MontrealCorpusTools / Montreal-Forced-Aligner

Command line utility for forced alignment using Kaldi
https://montrealcorpustools.github.io/Montreal-Forced-Aligner/
MIT License
1.31k stars 244 forks source link

[BUG] Unexpected G2P output for simple words, and multiple candidates should sort by probability, not alphabetic order #743

Open iamanigeeit opened 7 months ago

iamanigeeit commented 7 months ago

Hello,

I have been experimenting with the pretrained English (US) MFA model in Python.

from montreal_forced_aligner.g2p.generator import PyniniGenerator
from montreal_forced_aligner.models import G2PModel, ModelManager
language = "english_us_mfa"

manager = ModelManager()
manager.download_model("g2p", language)

model_path = G2PModel.get_pretrained_path(language)
g2p = PyniniGenerator(g2p_model_path=model_path, num_pronunciations=1)
g2p.setup()

Problems with simple words like my or hehe:

>>> g2p.rewriter('my')
['mʲ i]
>>> g2p.rewriter('hehe')
['h ə']

Sometimes this can be solved by increasing num_pronunciations:

>>> g2p = PyniniGenerator(g2p_model_path=model_path, num_pronunciations=2)
>>> g2p.setup()
>>> g2p.rewriter('my time')
['m aj tʰ aj m', 'm ɑ tʰ aj m', 'm ə tʰ aj m', 'mʲ i tʰ aj m']

The first one happens to be correct but this is a consequence of sorting lexicographically according to

https://github.com/MontrealCorpusTools/Montreal-Forced-Aligner/blob/45ef83b07bacd4c1cd256d1bce2aca658b1c9e45/montreal_forced_aligner/g2p/generator.py#L184

So it's wrong in other cases:

>>> g2p.rewriter('you do')
['j ə d ow', 'j ə d ʉː', 'j ʉː d ow', 'j ʉː d ʉː']

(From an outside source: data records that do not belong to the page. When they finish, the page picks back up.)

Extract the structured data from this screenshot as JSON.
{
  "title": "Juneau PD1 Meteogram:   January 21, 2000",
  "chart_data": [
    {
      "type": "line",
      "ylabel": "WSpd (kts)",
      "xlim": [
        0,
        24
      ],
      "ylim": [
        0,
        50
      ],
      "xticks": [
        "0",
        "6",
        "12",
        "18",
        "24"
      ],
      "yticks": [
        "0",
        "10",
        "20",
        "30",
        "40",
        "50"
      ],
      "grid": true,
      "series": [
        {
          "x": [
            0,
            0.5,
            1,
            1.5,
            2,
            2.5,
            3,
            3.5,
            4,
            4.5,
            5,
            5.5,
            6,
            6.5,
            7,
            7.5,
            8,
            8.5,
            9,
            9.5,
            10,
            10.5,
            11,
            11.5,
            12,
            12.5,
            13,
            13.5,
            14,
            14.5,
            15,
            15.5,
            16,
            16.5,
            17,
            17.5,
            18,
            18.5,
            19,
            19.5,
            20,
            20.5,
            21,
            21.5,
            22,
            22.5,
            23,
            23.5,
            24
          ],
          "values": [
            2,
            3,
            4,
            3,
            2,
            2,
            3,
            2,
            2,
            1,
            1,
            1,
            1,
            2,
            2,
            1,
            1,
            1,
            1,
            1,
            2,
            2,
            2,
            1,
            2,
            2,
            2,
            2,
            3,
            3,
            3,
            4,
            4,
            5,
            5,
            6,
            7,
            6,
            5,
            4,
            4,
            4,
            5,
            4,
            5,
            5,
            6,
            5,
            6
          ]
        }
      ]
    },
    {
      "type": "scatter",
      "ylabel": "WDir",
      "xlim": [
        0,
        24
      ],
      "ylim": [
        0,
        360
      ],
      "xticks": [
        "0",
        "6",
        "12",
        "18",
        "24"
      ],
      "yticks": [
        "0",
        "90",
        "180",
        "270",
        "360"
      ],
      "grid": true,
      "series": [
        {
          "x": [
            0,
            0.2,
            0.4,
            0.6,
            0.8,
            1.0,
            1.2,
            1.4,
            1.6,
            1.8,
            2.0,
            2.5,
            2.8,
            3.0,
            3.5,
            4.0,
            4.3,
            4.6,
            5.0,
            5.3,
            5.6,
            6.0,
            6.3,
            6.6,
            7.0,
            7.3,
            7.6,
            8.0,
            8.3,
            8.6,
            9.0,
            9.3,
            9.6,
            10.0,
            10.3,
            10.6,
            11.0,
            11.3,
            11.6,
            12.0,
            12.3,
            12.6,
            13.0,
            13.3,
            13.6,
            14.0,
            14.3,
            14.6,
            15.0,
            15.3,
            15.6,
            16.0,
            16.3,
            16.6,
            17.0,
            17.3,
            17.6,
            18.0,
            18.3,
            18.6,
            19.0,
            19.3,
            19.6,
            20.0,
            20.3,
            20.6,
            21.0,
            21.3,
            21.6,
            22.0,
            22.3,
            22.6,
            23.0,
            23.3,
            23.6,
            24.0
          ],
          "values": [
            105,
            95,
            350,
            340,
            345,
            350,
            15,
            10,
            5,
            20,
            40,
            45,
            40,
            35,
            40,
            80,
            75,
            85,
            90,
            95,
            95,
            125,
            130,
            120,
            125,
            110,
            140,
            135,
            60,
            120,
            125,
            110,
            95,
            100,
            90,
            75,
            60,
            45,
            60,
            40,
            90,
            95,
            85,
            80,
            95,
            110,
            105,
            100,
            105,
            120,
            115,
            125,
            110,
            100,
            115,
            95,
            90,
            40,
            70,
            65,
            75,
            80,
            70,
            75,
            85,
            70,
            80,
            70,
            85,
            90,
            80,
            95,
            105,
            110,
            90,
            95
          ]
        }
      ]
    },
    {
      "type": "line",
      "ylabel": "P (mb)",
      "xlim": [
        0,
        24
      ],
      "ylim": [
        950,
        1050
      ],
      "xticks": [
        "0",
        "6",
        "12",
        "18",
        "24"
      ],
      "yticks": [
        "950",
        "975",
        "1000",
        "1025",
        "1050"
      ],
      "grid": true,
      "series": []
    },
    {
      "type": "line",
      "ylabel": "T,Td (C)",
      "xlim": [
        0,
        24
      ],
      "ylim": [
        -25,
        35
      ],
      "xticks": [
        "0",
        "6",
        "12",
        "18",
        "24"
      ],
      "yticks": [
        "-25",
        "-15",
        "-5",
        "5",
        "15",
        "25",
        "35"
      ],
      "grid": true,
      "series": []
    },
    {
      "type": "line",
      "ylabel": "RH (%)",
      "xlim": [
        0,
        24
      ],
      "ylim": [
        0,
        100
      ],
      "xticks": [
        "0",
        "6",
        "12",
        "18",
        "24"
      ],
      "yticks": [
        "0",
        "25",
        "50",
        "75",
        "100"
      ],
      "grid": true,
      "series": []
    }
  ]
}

And the cross product makes sentences with $n$ words and $k$ possibilities per word take $O(k^n)$, surely not what we want when we only need the best match:

https://github.com/MontrealCorpusTools/Montreal-Forced-Aligner/blob/45ef83b07bacd4c1cd256d1bce2aca658b1c9e45/montreal_forced_aligner/g2p/generator.py#L390

Maybe the most straightforward method is to take top_rewrite for each word and just join them?

mmcauliffe commented 7 months ago

So in general I would not recommend using G2P for common words. The grapheme sequence "my" is overwhelmingly going to be pronounced as "mʲ i" because of the sheer number of words that end in "my" like "alchemy", "anatomy", etc, and these words are weighted the same as the word "my". The use case for G2P is to generate pronunciations for low frequency words not the simple words you're using above, since those are all covered by a pronunciation dictionary and behave quite differently than longer and less frequent words. So you'd get better by using dictionary lookups with pronunciation dictionary and only using g2p as a fall back.

iamanigeeit commented 3 months ago

@mmcauliffe Thanks for the reply. I understand everything is geared towards aligning audio, not for other applications. Is there a way to do normal G2P in MFA or do I have to customize G2P to check the dictionary for known words?

This seems to be a natural extension for MFA, since the phoneme definitions are universal (?) and based on actual acoustics. IOf the multilingual G2P models available, MFA is definitely better than espeak-ng, while NeMo G2P requires downloading the entire framework. Not sure about epitran (will try next).